My Blog List

Saturday, May 17, 2014

=Books recently read=




Birds of America [stories] by Lorrie Moore.  A minor actress on the downside of a career that never-quite-was retreats into self-exile and a brief, desperate affair with an auto mechanic. An adventurous mother and her timid adult daughter travel together to Ireland and discover they have more in common than they thought. A librarian gets involved with a "community-minded" man and feels lonelier than she felt when she was actually alone. 

This book gathers together twelve stories that Moore wrote when she was first truly hitting her prime. They deal mainly with white, middle-class, middle-aged women, the kind of characters with the kind of concerns you'd expect in stories written by the kind of authors who write for The New Yorker. I used to turn my back in rebellious disgust at such stories and such writing—too lacking in outsider existential angst for me. I'm not the only one either. To many, Moore comes off as a bit too smart, too smug, and too smarmy for her own good. Who cares about her primarily sheltered, privileged characters? But times have changed and so have I. Now I can appreciate the "small" moments that Moore writes about much better than before and I can see how much larger catastrophes in real life turn on such seeming insignificancies. But whatever you think of the size and depth of her vision, one thing is undeniable: Moore can write.


(Lorrie Moore)

To her credit, in this collection, Moore does seem to be consciously stretching her previous limits. For instance, there's a story about a divorced, straight, house-painter who ends up in a sexual relationship with a blind flamingly gay lawyer. How's that for moving out of one's comfort zone? There's also a story about a woman dying of cancer; another story about a woman who's baby is dying of cancer; and a story about a woman who (albeit accidentally) actually kills a baby.
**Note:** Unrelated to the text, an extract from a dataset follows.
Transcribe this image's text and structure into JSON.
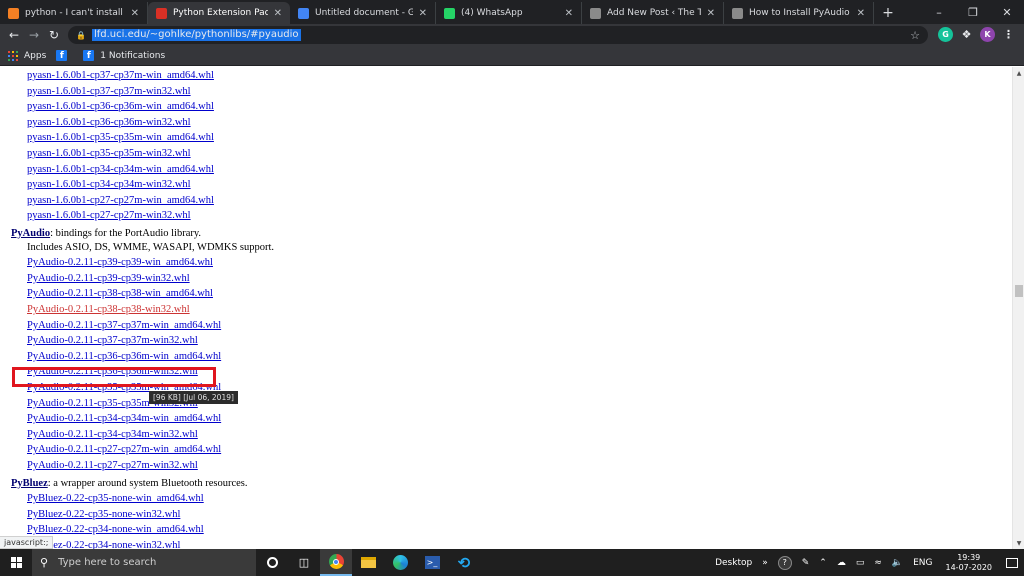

But most of the stories are still within Moore's traditional wheelhouse. A woman mourns the death of her cat. Another woman returns home on the holidays where she plays a telling game of charades with her family. A disaffected wife—what wife in a Moore story isn't disaffected?—develops a crush on a celebrated writer who has come to read at her adult education class.

Most of the women in these stories are writers or teachers or someone who has something to do with words.  They are bright, articulate, acidic in their observations and conversations. Most of their marriages are failed or failing. People are together, but basically alone. They're trying hard but life, alas, is always just that much harder.

These stories are smart, sophisticated, and polished and that is precisely what I once found so objectionable. They are evidence of a writer in complete control, the handiwork of a master craftswoman. They are disciplined to within an inch of their life; they seem to lack the wildness, the rawness, and the passion of one crying in the wilderness for whom language isn't quite enough. Language seems quite adequate to describe what Moore has to say and she utilizes it with a pitch-perfect eloquence that is often breathtaking and occasionally heartbreaking. Ironically, I think it's Moore's virtuoso command that leaves some readers feeling cold and unsatisfied. Maybe. I suppose I can convince myself that I feel this way, too; but I can't talk myself out of the admiration and awe I have for her as a writer and for the majority of the work in this collection.